Giving in to criticism over its low wages and poor working conditions, Amazon announced on Tuesday it would raise its minimum wage for US employees from $11 to $15 (€13) per hour from next month.
Amazon had been under pressure from labor and political groups in the US to improve wages and conditions, as the company's market value reached $1 trillion.
"We listened to our critics, thought hard about what we wanted to do, and decided we want to lead," said founder and CEO Jeff Bezos.
Amazon said it would encourage other large US employers to follow its lead. Its lowest pay will now surpass that of its closest US rivals at Walmart Inc. and Target Corp, the latter having promised to raise its lowest wage to $15 by 2020.
"We intend to advocate for a minimum wage increase that will have a profound impact on the lives of tens of millions of people and families across this country," Jay Carney, Amazon's head of global corporate affairs, said in the statement.
US Senator Bernie Sanders, an Amazon foe who has led the campaign for higher wages in the US, celebrated the company's decision, saying Bezos and Amazon were "now leading the way."

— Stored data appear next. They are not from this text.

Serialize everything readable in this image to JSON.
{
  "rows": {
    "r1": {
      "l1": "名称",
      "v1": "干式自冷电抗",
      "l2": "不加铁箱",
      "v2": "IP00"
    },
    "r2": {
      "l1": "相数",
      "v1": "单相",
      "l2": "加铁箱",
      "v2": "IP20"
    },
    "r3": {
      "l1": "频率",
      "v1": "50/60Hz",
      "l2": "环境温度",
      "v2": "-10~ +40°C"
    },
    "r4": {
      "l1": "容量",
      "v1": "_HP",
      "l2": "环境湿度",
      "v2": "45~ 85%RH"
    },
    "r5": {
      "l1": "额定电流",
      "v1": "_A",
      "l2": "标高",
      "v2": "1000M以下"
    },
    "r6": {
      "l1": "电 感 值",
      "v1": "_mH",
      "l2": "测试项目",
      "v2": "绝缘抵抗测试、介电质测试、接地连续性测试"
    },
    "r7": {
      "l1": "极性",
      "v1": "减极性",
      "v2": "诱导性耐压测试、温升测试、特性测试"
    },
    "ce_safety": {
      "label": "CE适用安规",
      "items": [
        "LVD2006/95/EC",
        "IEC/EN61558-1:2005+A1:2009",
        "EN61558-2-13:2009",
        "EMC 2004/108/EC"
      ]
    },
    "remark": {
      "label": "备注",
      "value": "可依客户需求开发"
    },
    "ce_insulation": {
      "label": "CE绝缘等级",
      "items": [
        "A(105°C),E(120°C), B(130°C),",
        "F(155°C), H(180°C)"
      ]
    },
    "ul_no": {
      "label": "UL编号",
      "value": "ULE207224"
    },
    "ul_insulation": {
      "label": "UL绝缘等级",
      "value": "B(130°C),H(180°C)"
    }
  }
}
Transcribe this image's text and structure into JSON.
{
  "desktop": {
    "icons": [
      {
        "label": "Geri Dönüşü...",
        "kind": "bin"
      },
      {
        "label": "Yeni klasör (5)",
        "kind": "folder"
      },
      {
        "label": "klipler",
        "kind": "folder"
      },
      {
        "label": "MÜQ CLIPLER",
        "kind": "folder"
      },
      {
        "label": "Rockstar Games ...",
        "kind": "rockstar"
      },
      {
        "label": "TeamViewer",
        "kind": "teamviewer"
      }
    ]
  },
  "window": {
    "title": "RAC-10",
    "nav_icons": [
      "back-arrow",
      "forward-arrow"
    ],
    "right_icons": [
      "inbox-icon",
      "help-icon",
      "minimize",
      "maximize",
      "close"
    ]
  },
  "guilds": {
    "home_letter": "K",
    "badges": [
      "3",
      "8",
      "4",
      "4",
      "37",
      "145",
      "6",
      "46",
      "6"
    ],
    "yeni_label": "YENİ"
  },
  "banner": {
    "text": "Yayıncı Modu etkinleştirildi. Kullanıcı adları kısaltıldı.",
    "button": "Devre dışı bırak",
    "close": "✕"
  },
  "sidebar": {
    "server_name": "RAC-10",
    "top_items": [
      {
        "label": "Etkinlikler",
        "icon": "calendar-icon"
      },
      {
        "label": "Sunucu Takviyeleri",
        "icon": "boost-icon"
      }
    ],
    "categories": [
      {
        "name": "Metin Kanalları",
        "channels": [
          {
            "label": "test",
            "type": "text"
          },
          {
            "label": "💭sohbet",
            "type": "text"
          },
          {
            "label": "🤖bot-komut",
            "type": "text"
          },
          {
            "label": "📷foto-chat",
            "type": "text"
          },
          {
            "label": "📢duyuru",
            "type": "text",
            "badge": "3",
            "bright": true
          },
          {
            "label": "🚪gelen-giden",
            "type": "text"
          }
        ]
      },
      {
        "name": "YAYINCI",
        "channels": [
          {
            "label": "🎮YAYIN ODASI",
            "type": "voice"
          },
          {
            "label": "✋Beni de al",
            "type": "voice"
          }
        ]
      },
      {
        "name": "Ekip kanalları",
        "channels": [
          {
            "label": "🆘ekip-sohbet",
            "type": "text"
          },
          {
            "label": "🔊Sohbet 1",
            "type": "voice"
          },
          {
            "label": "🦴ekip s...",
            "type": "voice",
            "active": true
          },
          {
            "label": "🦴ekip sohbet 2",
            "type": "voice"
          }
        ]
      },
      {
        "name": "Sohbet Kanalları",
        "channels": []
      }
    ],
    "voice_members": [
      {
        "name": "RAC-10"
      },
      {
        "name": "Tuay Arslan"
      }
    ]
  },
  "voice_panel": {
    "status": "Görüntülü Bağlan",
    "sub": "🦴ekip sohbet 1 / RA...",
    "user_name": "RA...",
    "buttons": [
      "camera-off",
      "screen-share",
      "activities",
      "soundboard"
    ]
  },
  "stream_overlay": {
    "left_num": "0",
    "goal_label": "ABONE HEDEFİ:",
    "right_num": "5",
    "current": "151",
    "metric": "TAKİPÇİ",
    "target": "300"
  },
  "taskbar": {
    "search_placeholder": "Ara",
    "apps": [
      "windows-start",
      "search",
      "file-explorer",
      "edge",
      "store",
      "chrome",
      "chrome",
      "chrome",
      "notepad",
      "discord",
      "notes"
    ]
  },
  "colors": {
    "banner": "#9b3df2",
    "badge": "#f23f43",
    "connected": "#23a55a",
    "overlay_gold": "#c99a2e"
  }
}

"The bottom line is that in the richest country in the history of the world, we're seeing massive levels of income and wealth inequality. In this country, our standard should be that if you work 40 hours a week you should not be living in poverty," Sanders said.
As the pay increases for the US and UK were announced, Amazon employees in Germany were heeding calls to strike once again in a walkout that began Monday and extended into Tuesday.
German trade union Verdi has been demanding a collective wage agreement for Amazon's 16,000 workers across Germany since 2013, but the retail giant has refused to engage with the union on the issue. The company has thus far agreed to some wage increases in order to deal with the labor stoppages.
"Without persistent strikes, not a penny would have probably come out of Amazon," Verdi Federal Board member Stefanie Nutrberger said. "Those who generate $4.5 million per hour, can at least provide their workers with reliable incomes and legally binding pay increases," she added.
Last month, German workers also engaged in labor stoppages to demand better work conditions. Verdi has expressed concern about long working shifts, strenuous and monotonous work, and severe physical and mental stress.